Effect of Anandamide on Cytosolic Ca 2+ Levels and Proliferation in Canine Renal Tubular Cells

The effect of the endogenous cannabinoid anandamide on cytosolic free Ca 2+ concentration ([Ca 2+ ] i ) and proliferation is largely unknown. This study examined whether anandamide altered Ca 2+ levels and caused Ca 2+ ‐dependent cell death in Madin‐Darby canine kidney (MDCK) cells. [Ca 2+ ] i and cell death were measured using the fluorescent dyes fura‐2 and WST‐1 respectively.
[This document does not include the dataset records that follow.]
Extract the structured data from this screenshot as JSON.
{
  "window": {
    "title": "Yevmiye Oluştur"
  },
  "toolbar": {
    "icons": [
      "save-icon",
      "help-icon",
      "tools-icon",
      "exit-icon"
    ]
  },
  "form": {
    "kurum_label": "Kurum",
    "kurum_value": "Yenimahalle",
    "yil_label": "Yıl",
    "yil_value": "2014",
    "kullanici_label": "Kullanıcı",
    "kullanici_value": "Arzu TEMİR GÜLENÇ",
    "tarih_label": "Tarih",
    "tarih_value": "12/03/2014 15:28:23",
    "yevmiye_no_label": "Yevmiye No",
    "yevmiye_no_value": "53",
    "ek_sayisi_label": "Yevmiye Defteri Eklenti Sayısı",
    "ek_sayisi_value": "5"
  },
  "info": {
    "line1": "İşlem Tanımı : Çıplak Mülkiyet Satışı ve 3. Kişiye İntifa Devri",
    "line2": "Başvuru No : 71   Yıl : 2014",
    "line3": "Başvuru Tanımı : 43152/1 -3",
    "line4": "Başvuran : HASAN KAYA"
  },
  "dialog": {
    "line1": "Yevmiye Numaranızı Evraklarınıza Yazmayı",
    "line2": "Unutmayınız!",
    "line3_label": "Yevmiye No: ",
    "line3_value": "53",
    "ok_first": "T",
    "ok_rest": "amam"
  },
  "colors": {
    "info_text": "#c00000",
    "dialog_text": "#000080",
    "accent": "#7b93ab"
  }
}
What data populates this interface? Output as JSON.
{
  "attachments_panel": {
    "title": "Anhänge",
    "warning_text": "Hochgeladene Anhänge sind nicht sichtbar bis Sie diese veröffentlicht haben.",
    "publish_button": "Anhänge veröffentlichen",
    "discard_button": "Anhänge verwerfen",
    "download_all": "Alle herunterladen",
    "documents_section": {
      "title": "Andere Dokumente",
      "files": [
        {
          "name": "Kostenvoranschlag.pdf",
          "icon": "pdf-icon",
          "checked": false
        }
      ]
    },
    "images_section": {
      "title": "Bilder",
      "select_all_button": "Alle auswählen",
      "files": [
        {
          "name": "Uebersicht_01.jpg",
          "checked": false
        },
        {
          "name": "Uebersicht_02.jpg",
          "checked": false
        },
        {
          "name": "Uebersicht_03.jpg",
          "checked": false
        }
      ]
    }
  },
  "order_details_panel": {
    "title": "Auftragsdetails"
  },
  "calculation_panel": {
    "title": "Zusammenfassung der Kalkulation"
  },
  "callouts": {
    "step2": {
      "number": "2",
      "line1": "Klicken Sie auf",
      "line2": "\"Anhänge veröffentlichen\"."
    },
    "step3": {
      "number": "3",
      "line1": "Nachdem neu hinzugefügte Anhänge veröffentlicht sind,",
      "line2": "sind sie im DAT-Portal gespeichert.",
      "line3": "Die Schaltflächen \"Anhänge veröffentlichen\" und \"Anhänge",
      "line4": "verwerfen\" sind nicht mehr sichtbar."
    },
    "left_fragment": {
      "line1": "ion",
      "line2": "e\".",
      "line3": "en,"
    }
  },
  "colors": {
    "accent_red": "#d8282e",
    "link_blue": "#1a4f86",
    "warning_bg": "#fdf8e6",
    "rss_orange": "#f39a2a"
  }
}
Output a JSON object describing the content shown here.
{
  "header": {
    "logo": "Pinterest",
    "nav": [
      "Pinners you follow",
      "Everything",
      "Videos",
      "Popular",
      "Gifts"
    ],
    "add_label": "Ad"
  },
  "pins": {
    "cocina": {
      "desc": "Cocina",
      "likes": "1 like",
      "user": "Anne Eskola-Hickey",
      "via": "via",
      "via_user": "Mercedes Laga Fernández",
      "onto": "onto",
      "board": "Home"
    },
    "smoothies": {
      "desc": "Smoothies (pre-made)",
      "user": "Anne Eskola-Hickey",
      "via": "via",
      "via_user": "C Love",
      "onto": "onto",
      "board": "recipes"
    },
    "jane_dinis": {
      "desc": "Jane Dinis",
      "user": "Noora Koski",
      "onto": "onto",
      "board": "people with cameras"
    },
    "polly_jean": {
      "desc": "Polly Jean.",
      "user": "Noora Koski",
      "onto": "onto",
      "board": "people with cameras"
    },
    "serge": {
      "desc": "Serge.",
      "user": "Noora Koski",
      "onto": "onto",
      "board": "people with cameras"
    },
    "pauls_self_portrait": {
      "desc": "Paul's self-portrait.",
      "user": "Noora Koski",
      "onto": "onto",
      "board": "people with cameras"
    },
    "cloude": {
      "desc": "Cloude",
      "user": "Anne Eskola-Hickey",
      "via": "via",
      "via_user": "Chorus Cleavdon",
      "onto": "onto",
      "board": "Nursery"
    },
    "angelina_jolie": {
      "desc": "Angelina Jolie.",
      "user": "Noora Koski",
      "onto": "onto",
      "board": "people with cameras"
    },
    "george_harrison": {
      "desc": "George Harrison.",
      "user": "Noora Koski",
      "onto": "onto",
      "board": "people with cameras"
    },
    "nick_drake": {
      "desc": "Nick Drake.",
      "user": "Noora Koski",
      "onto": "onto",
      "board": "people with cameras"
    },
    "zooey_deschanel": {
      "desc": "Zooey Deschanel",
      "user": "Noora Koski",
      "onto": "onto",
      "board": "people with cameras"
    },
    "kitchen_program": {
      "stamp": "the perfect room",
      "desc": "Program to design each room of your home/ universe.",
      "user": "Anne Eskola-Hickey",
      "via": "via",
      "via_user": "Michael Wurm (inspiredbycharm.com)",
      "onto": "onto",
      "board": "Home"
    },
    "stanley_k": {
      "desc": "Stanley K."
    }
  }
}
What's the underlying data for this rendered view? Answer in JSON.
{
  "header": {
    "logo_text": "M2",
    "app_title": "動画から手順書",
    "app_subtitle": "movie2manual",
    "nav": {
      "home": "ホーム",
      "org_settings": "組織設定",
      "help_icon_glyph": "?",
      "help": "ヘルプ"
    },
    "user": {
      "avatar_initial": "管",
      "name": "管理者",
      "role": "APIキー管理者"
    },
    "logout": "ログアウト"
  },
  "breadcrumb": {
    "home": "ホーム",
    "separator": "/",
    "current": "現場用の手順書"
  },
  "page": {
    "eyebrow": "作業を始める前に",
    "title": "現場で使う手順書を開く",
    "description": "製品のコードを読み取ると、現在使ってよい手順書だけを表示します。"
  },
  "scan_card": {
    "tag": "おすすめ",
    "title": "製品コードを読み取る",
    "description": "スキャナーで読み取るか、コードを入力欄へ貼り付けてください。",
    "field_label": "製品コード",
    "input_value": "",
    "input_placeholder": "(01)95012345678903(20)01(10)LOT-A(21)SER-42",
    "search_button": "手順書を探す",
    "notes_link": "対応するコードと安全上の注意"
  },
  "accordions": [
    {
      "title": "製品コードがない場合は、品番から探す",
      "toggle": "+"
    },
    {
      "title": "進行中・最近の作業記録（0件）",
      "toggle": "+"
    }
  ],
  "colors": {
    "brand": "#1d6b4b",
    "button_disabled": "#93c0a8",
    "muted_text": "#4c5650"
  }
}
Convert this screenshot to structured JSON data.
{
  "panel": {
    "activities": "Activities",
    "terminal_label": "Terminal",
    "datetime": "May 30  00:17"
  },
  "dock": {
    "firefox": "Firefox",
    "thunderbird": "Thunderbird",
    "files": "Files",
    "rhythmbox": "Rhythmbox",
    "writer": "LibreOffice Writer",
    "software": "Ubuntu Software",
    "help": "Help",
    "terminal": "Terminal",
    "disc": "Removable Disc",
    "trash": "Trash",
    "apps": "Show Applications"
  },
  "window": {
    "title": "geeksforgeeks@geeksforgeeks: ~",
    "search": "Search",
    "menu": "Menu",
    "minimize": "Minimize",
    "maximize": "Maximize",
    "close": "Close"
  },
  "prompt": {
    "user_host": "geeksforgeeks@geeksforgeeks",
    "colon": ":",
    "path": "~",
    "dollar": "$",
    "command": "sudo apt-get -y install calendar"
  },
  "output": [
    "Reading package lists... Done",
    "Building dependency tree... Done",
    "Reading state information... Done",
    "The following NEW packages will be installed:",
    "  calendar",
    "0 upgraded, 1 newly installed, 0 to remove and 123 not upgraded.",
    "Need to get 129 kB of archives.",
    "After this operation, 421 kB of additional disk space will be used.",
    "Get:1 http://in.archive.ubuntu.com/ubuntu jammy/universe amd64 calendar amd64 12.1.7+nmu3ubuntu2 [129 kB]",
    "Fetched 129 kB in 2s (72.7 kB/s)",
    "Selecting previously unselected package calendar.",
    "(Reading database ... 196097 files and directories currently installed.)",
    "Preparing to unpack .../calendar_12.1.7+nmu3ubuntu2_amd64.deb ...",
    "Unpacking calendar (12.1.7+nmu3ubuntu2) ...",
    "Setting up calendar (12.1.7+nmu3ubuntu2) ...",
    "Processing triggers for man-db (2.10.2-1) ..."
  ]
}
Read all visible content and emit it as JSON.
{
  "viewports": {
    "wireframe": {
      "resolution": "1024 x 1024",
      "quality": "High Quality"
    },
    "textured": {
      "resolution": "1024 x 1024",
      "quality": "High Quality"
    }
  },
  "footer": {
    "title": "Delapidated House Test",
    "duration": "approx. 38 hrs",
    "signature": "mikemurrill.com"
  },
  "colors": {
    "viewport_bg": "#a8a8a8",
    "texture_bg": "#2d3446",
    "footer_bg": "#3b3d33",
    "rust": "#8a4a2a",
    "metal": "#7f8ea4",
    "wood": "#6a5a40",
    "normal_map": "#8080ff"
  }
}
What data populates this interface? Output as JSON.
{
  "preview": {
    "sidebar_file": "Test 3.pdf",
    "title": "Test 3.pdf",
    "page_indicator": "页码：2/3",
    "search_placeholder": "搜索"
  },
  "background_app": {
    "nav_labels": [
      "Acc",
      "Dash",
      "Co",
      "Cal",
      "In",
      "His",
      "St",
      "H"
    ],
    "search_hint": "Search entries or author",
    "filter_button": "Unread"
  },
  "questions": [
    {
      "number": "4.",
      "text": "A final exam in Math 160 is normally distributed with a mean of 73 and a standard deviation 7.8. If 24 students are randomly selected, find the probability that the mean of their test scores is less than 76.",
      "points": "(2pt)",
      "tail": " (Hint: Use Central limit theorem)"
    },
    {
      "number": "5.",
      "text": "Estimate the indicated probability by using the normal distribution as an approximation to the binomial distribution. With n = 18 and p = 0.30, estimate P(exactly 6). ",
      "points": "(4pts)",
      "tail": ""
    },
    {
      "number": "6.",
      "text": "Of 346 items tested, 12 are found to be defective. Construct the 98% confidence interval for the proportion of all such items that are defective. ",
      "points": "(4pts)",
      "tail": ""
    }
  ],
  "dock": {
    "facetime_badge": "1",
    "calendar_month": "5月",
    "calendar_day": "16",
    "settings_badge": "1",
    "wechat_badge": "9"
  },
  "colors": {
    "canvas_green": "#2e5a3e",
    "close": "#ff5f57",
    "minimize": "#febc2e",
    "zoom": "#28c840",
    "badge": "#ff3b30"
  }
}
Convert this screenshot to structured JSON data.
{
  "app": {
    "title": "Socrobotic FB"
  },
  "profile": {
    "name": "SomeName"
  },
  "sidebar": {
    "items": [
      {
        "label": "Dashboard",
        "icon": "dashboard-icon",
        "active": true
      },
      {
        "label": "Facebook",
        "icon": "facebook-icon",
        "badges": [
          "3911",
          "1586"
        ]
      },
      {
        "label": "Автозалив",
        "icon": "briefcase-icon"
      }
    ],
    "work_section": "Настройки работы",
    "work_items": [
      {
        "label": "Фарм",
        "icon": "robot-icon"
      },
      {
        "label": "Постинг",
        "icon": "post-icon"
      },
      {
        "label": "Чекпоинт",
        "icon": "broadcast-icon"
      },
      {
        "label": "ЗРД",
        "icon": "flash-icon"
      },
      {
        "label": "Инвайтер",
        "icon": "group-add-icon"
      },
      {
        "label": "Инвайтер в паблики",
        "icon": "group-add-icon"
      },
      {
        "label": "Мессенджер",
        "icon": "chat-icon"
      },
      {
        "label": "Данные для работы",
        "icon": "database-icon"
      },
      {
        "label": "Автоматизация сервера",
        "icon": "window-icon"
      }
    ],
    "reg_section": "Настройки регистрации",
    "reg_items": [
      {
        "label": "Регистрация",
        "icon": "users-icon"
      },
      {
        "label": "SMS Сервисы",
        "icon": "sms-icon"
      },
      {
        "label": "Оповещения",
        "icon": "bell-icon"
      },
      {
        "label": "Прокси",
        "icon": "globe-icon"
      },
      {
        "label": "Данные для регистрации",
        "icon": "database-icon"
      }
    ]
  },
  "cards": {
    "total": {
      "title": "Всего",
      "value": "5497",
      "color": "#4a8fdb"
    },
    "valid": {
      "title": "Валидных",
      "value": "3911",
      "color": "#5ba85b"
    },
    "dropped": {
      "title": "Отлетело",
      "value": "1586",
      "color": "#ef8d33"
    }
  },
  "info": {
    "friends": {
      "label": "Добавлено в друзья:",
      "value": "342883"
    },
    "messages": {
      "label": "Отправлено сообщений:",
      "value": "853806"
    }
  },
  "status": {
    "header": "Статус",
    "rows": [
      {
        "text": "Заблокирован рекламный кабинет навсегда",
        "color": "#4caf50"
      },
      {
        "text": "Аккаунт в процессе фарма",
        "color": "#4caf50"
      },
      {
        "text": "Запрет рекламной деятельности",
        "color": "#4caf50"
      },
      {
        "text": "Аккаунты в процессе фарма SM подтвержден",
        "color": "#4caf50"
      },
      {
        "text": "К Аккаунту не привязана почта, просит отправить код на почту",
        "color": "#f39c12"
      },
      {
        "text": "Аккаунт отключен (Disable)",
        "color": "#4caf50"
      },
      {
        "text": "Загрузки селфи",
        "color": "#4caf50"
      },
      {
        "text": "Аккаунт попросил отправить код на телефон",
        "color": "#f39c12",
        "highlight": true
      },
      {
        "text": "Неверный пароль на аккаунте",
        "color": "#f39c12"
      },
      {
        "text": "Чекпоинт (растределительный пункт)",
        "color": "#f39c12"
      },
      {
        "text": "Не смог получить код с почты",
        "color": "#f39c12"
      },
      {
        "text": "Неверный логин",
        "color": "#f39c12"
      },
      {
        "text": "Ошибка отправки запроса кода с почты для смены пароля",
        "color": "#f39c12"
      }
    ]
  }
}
Anandamide at concentrations above 5 μM increased [Ca 2+ ] i in a concentration‐dependent manner. The Ca 2+ signal was reduced by 78% by removing extracellular Ca 2+ . The anandamide‐induced Ca 2+ influx was insensitive to L‐type Ca 2+ channel blockers and the cannabinoid receptor antagonist AM 251, but was inhibited differently by aristolochic acid, WIN 55,212‐2 (a cannabinoid receptor agonist), phorbol ester, GF 109203X and forskolin. After pretreatment with thapsigargin (an endoplasmic reticulum Ca 2+ pump inhibitor), anandamide‐induced Ca 2+ release was inhibited. Inhibition of phospholipase C with U73122 did not change anandamide‐induced Ca 2+ release. At concentrations of 100 μM and 200 μM, anandamide killed 50% and 95% cells, respectively. The cytotoxic effect of 100 μM anandamide was completely reversed by pre‐chelating cytosolic Ca 2+ with BAPTA. Collectively, in MDCK cells, anandamide induced [Ca 2+ ] i rises by causing Ca 2+ release from endoplasmic reticulum and Ca 2+ influx from extracellular space. Furthermore, anandamide can cause Ca 2+ ‐dependent cytotoxicity in a concentration‐dependent manner.